Part of it is a need to pay my respects to all who died there. Some of it is an obsessive-compulsive impulse. A lot of it is that whenever I see the construction workers hauling ass down there, it inspires me.
I’m here for my company’s annual Security Standard event in Brooklyn. Before setting my sights on the work at hand, I dumped my luggage and sprinted over the Brooklyn Bridge to Lower Manhattan.
Last year at this time, you couldn’t really see the scene taking shape at the WTC site from the bridge. Now you can. Walking over the bridge and looking to the left, there it is, rising up like a middle finger in the Manhattan sky:
One World Trade Center is taking shape. They’ve made major progress on it since I was here last September.
We’ve all been calling this Ground Zero since 9-11, but I don’t think it’s appropriate any longer. Too much life has returned to this place to keep calling it that.
I find the site extremely symbolic of the human condition at the heart of this blog.
We go through parts of our lives walking tall and feeling indestructible, just like we once thought the Twin Towers were impervious to life’s cruel twists of fate.

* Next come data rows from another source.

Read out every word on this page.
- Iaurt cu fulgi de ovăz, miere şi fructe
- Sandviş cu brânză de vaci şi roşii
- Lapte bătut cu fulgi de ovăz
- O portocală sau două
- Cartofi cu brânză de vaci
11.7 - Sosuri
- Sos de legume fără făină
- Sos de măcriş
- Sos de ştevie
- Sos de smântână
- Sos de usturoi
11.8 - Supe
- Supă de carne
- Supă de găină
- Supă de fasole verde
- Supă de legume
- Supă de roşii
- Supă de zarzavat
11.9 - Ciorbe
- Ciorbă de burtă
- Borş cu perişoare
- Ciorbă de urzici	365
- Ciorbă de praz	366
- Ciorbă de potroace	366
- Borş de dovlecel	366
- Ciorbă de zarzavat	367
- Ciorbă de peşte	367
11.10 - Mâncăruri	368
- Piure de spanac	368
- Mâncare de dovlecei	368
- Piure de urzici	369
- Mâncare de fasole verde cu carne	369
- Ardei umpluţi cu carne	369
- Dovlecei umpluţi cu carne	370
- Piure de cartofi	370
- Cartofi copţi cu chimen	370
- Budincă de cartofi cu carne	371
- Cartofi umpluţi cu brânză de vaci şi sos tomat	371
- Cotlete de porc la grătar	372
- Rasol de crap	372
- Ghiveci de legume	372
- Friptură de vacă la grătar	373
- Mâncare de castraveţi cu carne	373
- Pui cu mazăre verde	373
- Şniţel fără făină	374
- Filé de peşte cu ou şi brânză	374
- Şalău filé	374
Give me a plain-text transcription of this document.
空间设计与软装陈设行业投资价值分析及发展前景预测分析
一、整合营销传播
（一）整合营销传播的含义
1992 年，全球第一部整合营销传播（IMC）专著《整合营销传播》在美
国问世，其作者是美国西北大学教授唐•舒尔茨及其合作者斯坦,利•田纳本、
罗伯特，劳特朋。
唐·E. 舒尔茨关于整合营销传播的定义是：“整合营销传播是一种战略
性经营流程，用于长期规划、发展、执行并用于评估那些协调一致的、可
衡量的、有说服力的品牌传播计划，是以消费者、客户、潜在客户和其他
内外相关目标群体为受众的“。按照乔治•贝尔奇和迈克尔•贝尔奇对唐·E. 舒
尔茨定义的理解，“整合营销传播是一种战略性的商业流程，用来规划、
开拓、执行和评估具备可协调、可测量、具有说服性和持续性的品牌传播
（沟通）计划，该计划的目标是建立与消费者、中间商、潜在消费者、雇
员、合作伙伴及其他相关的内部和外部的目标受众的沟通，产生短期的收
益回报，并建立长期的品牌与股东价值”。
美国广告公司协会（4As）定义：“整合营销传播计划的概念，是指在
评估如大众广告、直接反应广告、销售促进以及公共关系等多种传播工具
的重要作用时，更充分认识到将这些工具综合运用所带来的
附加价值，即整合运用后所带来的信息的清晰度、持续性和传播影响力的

Then something unexpected happens and we end up in ruins.
Then we have a choice to rise from the ashes and start over, or just go away.
I’d like to think I rose from the ashes of my earlier years. Crohn’s Disease and mental illness have taken their best shots at me and I’ve been reduced to rubble more than once. But I got up and I’m still standing.
I’m no special case. We all take our blows and most of us get back up.
Terrorists took their best shot and knocked those buildings to the ground, snuffing out thousands of precious souls in the process. But this city got back up and started over. Now new buildings are rising up, hopefully stronger than what was there before.
It’s like that Metallica song. We rise, we fall, we’re down and we rise again.
Perhaps I have a hyperbolic brain. But when I visit this place, that’s how it makes me feel.